Daisy menyuruh Hale untuk kembali ke kursinya, lalu ia dan aku membersihkan lantai. Usai itu, kami ke dapur. Aku memberitahukan kepada koki kami soal pesanan Derek Hale.
"Val, kalau kau ingin pulang lebih awal, boleh kok," kata Daisy, perhatian. "Maksudku, kau pasti cukup ketakutan tadi."
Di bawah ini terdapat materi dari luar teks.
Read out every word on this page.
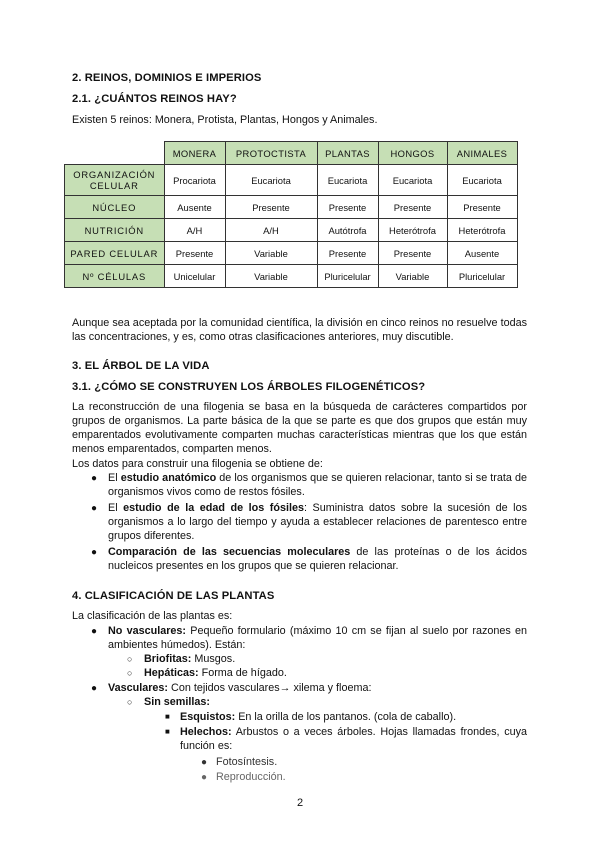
2. REINOS, DOMINIOS E IMPERIOS
2.1. ¿CUÁNTOS REINOS HAY?
Existen 5 reinos: Monera, Protista, Plantas, Hongos y Animales.
	MONERA	PROTOCTISTA	PLANTAS	HONGOS	ANIMALES
ORGANIZACIÓN CELULAR	Procariota	Eucariota	Eucariota	Eucariota	Eucariota
NÚCLEO	Ausente	Presente	Presente	Presente	Presente
NUTRICIÓN	A/H	A/H	Autótrofa	Heterótrofa	Heterótrofa
PARED CELULAR	Presente	Variable	Presente	Presente	Ausente
Nº CÉLULAS	Unicelular	Variable	Pluricelular	Variable	Pluricelular
Aunque sea aceptada por la comunidad científica, la división en cinco reinos no resuelve todas las concentraciones, y es, como otras clasificaciones anteriores, muy discutible.
3. EL ÁRBOL DE LA VIDA
3.1. ¿CÓMO SE CONSTRUYEN LOS ÁRBOLES FILOGENÉTICOS?
La reconstrucción de una filogenia se basa en la búsqueda de carácteres compartidos por grupos de organismos. La parte básica de la que se parte es que dos grupos que están muy emparentados evolutivamente comparten muchas características mientras que los que están menos emparentados, comparten menos.
Los datos para construir una filogenia se obtiene de:
● El estudio anatómico de los organismos que se quieren relacionar, tanto si se trata de organismos vivos como de restos fósiles.
● El estudio de la edad de los fósiles: Suministra datos sobre la sucesión de los organismos a lo largo del tiempo y ayuda a establecer relaciones de parentesco entre grupos diferentes.
● Comparación de las secuencias moleculares de las proteínas o de los ácidos nucleicos presentes en los grupos que se quieren relacionar.
4. CLASIFICACIÓN DE LAS PLANTAS
La clasificación de las plantas es:
● No vasculares: Pequeño formulario (máximo 10 cm se fijan al suelo por razones en ambientes húmedos). Están:
○ Briofitas: Musgos.
○ Hepáticas: Forma de hígado.
● Vasculares: Con tejidos vasculares→ xilema y floema:
○ Sin semillas:
■ Esquistos: En la orilla de los pantanos. (cola de caballo).
■ Helechos: Arbustos o a veces árboles. Hojas llamadas frondes, cuya función es:
● Fotosíntesis.
● Reproducción.
2
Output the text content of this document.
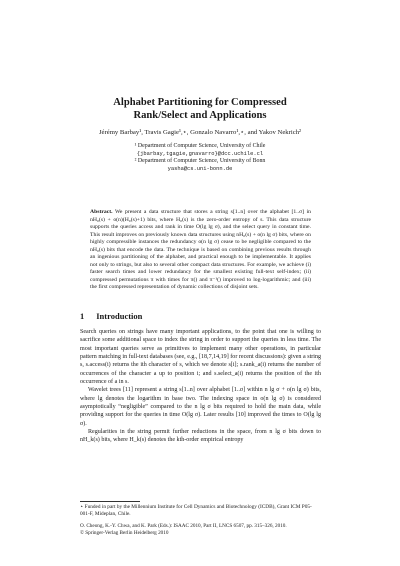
Alphabet Partitioning for Compressed
Rank/Select and Applications
Jérémy Barbay¹, Travis Gagie¹,⋆, Gonzalo Navarro¹,⋆, and Yakov Nekrich²
¹ Department of Computer Science, University of Chile
{jbarbay,tgagie,gnavarro}@dcc.uchile.cl
² Department of Computer Science, University of Bonn
yasha@cs.uni-bonn.de
Abstract. We present a data structure that stores a string s[1..n] over the alphabet [1..σ] in nH₀(s) + o(n)(H₀(s)+1) bits, where H₀(s) is the zero-order entropy of s. This data structure supports the queries access and rank in time O(lg lg σ), and the select query in constant time. This result improves on previously known data structures using nH₀(s) + o(n lg σ) bits, where on highly compressible instances the redundancy o(n lg σ) cease to be negligible compared to the nH₀(s) bits that encode the data. The technique is based on combining previous results through an ingenious partitioning of the alphabet, and practical enough to be implementable. It applies not only to strings, but also to several other compact data structures. For example, we achieve (i) faster search times and lower redundancy for the smallest existing full-text self-index; (ii) compressed permutations π with times for π() and π⁻¹() improved to log-logarithmic; and (iii) the first compressed representation of dynamic collections of disjoint sets.
1 Introduction

Search queries on strings have many important applications, to the point that one is willing to sacrifice some additional space to index the string in order to support the queries in less time. The most important queries serve as primitives to implement many other operations, in particular pattern matching in full-text databases (see, e.g., [18,7,14,19] for recent discussions): given a string s, s.access(i) returns the ith character of s, which we denote s[i]; s.rank_a(i) returns the number of occurrences of the character a up to position i; and s.select_a(i) returns the position of the ith occurrence of a in s.

Wavelet trees [11] represent a string s[1..n] over alphabet [1..σ] within n lg σ + o(n lg σ) bits, where lg denotes the logarithm in base two. The indexing space in o(n lg σ) is considered asymptotically “negligible” compared to the n lg σ bits required to hold the main data, while providing support for the queries in time O(lg σ). Later results [10] improved the times to O(lg lg σ).

Regularities in the string permit further reductions in the space, from n lg σ bits down to nH_k(s) bits, where H_k(s) denotes the kth-order empirical entropy

⋆ Funded in part by the Millennium Institute for Cell Dynamics and Biotechnology (ICDB), Grant ICM P05-001-F, Mideplan, Chile.

O. Cheong, K.-Y. Chwa, and K. Park (Eds.): ISAAC 2010, Part II, LNCS 6507, pp. 315–326, 2010.
© Springer-Verlag Berlin Heidelberg 2010
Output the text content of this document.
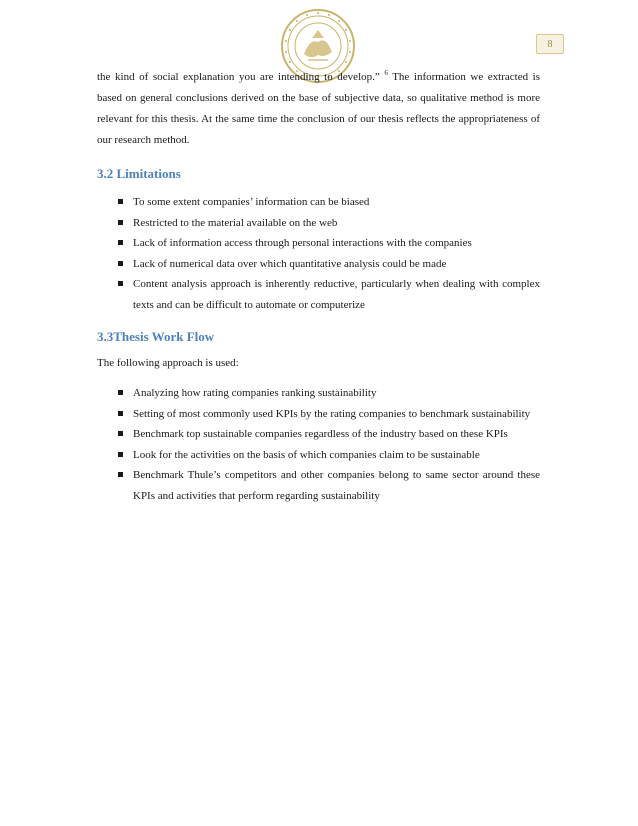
8

the kind of social explanation you are intending to develop.” $^6$ The information we extracted is based on general conclusions derived on the base of subjective data, so qualitative method is more relevant for this thesis. At the same time the conclusion of our thesis reflects the appropriateness of our research method.

3.2 Limitations
To some extent companies’ information can be biased
Restricted to the material available on the web
Lack of information access through personal interactions with the companies
Lack of numerical data over which quantitative analysis could be made
Content analysis approach is inherently reductive, particularly when dealing with complex texts and can be difficult to automate or computerize
3.3Thesis Work Flow

The following approach is used:

Analyzing how rating companies ranking sustainability
Setting of most commonly used KPIs by the rating companies to benchmark sustainability
Benchmark top sustainable companies regardless of the industry based on these KPIs
Look for the activities on the basis of which companies claim to be sustainable
Benchmark Thule’s competitors and other companies belong to same sector around these KPIs and activities that perform regarding sustainability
"Aku tidak apa-apa, sungguh," ujarku sambil tersenyum.
Sang manajer membalas senyumku dan aku kembali bekerja sampai Daisy memutuskan untuk menutup cafe-nya untuk hari ini.
Aku langsung mengganti baju, mengambil tas dan bukuku dari dalam loker, berpamitan dengan para pekerja, lalu keluar lewat pintu belakang. Saat keluar dari gang samping cafe, aku melihat sebuah mobil hitam terparkir di tempat parkir cafe. Seseorang bersandar di mobil itu. Aku tidak dapat melihat siapa dia, tapi ketika berjalan mendekatinya, aku baru bisa melihat bahwa orang itu adalah Derek Hale.
"Hale," ujarku pelan.
"Oh, kau sudah selesai?" tanyanya.
"Ya, baru saja selesai. Kau sedang apa?"
"Aku akan mengantarmu pulang," jawab Hale. "Tidak baik gadis muda pulang sendiri di malam hari."
"Ya, tapi tidak baik juga jika seorang gadis muda pulang di malam hari bersama dengan orang yang tidak dikenalnya," kataku sambil menyunggingkan senyum kecil.
"Oh, tapi tampaknya kau mengenalku, buktinya kau tahu namaku Hale," ujarnya.
Aku terkekeh pelan. "Aku hanya tahu namamu, bukan berarti aku mengenalmu. Bagaimana aku bisa tahu kalau aku akan aman pulang denganmu?"
"Mungkin kau lupa, tapi akulah yang menolongmu dari orang cabul itu tadi," jawab Hale.
Dan aku bersumpah, aku melihatnya menyunggingkan senyum kecil!
Derek Hale segera mengambil buku-buku kimia yang ada di tanganku, lalu membuka pintu mobil, menyuruhku masuk. Aku tersenyum, menyerah, dan akhirnya masuk mobil itu. Ia mengembalikan buku-buku yang tadi ia ambil dariku, lalu menutup pintu. Selanjutnya ia masuk ke dalam mobil juga dan mulai mengendarai mobil setelah aku menyebutkan alamat rumah. Baru saja kami keluar dari tempat parkir, hujan besar turun.
"Kau sering mendapat pelecehan seperti tadi di sana?" tanya Hale tiba-tiba.
"Tidak sering ... hanya sesekali ..." akuku.
"Apa yang biasanya terjadi, hm? Kau membiarkan mereka meremas pantatmu sampai mereka puas?" tanya Hale dengan garang, dan aku tidak mengerti kenapa malah ia yang marah.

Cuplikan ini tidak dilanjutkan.